Other than being a teaching method that creates an engaging learning journey, blended learning equips students with digital literacy so that they can apply the skills in the workplace.

“To be successful, students must be able to confidently, effectively and appropriately use digital technologies within the context of their disciplines to plan, solve problems, communicate, analyse data and develop content,” says Ms Fink.

“It makes sense to embrace technology-enhanced learning where appropriate to assist our students with achieving their learning outcomes.”

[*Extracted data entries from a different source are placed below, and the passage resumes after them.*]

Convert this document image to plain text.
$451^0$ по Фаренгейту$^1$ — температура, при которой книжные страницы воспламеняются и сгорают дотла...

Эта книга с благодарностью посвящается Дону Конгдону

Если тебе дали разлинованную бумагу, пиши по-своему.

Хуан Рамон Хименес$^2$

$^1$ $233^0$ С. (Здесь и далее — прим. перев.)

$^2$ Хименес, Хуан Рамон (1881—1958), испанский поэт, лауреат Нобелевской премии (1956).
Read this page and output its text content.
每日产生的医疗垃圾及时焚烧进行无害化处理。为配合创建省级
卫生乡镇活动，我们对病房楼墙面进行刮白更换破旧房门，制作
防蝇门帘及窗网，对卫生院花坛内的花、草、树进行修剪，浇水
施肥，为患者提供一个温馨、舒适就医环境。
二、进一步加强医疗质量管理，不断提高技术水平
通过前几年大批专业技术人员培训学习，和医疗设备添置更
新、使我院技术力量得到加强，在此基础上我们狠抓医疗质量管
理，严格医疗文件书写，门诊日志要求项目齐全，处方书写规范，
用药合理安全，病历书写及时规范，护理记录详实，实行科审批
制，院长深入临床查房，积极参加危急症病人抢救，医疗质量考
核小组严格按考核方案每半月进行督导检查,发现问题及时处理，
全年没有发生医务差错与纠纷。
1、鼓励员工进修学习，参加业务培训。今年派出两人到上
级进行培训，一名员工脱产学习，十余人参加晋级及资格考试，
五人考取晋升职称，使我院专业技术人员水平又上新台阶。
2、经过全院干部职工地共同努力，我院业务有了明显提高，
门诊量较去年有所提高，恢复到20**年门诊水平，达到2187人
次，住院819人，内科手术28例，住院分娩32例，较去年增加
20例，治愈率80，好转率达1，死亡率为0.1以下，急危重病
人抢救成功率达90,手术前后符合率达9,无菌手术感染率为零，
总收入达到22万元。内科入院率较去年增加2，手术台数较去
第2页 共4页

Equipping students with the skills to thrive in the new digital economy is even more crucial as more jobs across industries from finance and logistics to tourism and retail use data analytics, robotics, artificial intelligence and other digital tools in their daily operations.

Students at JCU get to collaborate online in classrooms that share a network, and access specialist labs so that they can get familiarised with online platforms to share information.

JCU’s e-learning platform also links first-year students with second- and third-year students through the EMAS Peer Tutor Programme. Such programmes are a cross collaboration between various departments within JCU, including the Information and Communications Technology department, Academic Planning team and the Learning Centre to facilitate peer-to-peer student support and sharing.

Ms Fink emphasises that the student experience is much broader than providing curated online content.

She explains: “As part of their teaching in the physical classroom, lecturers facilitate a range of opportunities for students to interact with one another, with teaching staff and with professional networks.

“These instances spark curiosity, motivate students to struggle with difficult concepts, and challenge them to get organised as individuals or in groups to achieve their goals. It’s important to make sure that this doesn’t get lost in a fully online environment.”